The only thing stranger than learning that David Duchovny, who’s played a few memorable cool cats on TV, has written a debut novel about a cow is that the cow, Elsie Bovary, talks like a sassy Valley Girl. “Life on a farm. It’s pretty chill,” she explains in Holy Cow. “Spend a lot of time out in the field hanging with my bffs, getting the hairy eyeball from the bulls.” For all her apparent vapidity, though, Elsie is an ambitious bovine. One night, she spies the family that owns the farm watching an investigation of industrial farming on TV. That’s her cue to set off for India, until a pig hears through the grapevine about her plans and decides to go with her, or at least as far as Israel. There’s also a turkey who would like to move to Turkey. Holy Cow is full of silliness, but it also has a deeper, more satirical humor. Duchovny clearly had a lot of fun writing the novel, but he managed to do so without beating the reader over the head with a heavy, do-good message. I talked to Duchovny recently about writing the novel.

The characters in Holy Cow are pretty memorable. How did the idea for the novel come to you?

I remember thinking, ‘Gee, if I were a cow, I think I’d try to get to India.’ It seemed like an obvious thing. If you were a cow, why wouldn’t you try to get to India? I think about animal cruelty a lot. It’s not a polemical book by any means, and I hope I never write a polemical book, but I do think about such things; me thinking about a cow isn’t so foreign to me. And then I guess I just started thinking about what other places might animals be safe from being eaten. A pig in Israel and the turkey came last and that was really just a play on words. If you have any others for the sequel, I’d be happy to use them.

You’re a pescatarian now?

Very much so. I’m very nonmethodical about many things in my life, so to be completely honest with you, if I went to a dinner party and they were serving only chicken, I would probably eat it because it’s better for me to eat it than for it to go to waste. I dislike waste more than anything.

Your dad, Amram Ducovny, published late in life, and his novel, Coney, was received well.
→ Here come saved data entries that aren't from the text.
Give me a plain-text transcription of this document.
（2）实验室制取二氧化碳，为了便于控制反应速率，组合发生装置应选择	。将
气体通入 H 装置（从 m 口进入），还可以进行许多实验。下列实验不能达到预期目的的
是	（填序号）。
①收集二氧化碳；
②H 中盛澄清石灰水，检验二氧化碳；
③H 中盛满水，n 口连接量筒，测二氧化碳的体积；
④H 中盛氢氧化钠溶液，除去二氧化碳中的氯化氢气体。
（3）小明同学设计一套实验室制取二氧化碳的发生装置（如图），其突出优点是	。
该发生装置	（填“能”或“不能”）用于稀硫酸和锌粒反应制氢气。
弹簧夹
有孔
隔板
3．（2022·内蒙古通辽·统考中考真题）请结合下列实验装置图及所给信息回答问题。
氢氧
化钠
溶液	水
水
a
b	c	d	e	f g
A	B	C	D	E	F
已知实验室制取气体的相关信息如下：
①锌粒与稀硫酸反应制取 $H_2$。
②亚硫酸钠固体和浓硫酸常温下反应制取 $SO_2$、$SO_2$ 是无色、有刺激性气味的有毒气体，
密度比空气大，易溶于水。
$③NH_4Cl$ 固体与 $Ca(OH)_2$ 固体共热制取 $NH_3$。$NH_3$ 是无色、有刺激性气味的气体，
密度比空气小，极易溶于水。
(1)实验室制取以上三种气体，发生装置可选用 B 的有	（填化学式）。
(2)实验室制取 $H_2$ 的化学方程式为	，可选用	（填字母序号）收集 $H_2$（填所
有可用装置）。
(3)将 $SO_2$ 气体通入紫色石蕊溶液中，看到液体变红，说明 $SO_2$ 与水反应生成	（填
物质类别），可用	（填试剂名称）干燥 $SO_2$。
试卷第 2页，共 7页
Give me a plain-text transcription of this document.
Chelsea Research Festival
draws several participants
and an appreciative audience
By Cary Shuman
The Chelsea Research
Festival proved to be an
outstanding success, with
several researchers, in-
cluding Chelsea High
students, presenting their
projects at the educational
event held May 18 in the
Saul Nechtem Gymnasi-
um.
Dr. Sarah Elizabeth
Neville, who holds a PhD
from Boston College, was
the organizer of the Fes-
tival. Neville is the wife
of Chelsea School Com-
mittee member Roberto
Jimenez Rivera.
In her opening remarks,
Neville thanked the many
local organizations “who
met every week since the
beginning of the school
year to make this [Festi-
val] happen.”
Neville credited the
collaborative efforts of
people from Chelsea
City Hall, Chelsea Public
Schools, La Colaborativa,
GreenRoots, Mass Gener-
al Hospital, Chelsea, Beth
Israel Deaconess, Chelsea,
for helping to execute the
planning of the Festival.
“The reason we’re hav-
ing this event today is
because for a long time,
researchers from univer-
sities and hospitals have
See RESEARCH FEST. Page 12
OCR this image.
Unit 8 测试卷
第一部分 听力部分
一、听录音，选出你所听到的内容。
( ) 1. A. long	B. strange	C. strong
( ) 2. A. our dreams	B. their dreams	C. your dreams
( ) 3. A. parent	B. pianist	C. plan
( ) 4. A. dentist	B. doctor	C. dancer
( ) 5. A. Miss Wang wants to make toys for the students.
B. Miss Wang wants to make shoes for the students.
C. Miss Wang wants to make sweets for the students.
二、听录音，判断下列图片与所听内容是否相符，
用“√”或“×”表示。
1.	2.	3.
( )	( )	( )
How do you think his writing has affected your own?

Probably in ways I don’t know or haven’t really dwelt upon. I think he was an ironic comedic voice, generally. I’m not sure Coney is but in his other writings. He had published political satire and other things that were humorous. He even had a column in the Boston Globe titled “Slice of Wry.” I think in terms of my sensibility, mine is certainly influenced by his. To publish a novel at the age of 73 was miraDuchovny cover culous to me. It was really a testament to his perseverance. He may hold the record for the oldest debut novelist in captivity.

There are gradations of humor in this novelthere’s satire, there’s pop-culture humor, there’s a little bit of Borscht Belt humor. It seems like you had a lot of fun writing it….

I’d wanted to write a novel my whole life, really. Since I’ve been working in show business, I hadn’t thought about writing a novel. I would think about a screenplay or poem or song but never a novel. I had the idea for this novel first as an animated film a while ago, and I just woke up one morning and thought, ‘I’m going to try to write that out.’ I don’t think it’s a kid’s book, but if I thought kids might read it, it liberated me to be a little freer and a little less precious, and I felt less pressure than if I’d been working on my adult debut novel, which I can tackle now that I’ve done this. The voices you hear in the book, because they were somewhat young in my head or accessible to young readers as well as an adult, that allowed me to be silly and Borscht Belt, and I think that was a good decision I made.

You said the book isn’t polemical, but is there something you want readers to take away from the book?

I don’t think about those things, but you asked so I’m going to. When I’m asked about my movies or TV, I always say that I hope people are entertained. But if I were to sit down and think about what I would take from this novel, it’s an attitude of brotherhood not only with other human beings, but with all the animals on the planet. I think it’s because of climate change that everyone is coming around to the idea that this is the finite planet and there’s a lot of unnecessary pain and overconsumption on it and there are things around us that have feelings that we don’t normally ascribe to having feelings. I don’t think rocks have feelings; I draw the line there.

You play some cool characters on screen, Fox Mulder from The X-Files and Hank Moody in Californication, for example. Parts of this novel are pretty silly. Do you think readers will get a totally different sense of you after reading it?

I imagine. I don’t think either of those characters you mention would’ve written this book. I would hope that it has merits on its own; you would come to it and discover a voice that stands on its own and not only in opposition to Mulder and opposition to me. I want to take advantage of being a public person to get eyes on the book; it’s hard to get eyes on a book.

Claiborne Smith is the editor in chief of Kirkus Reviews.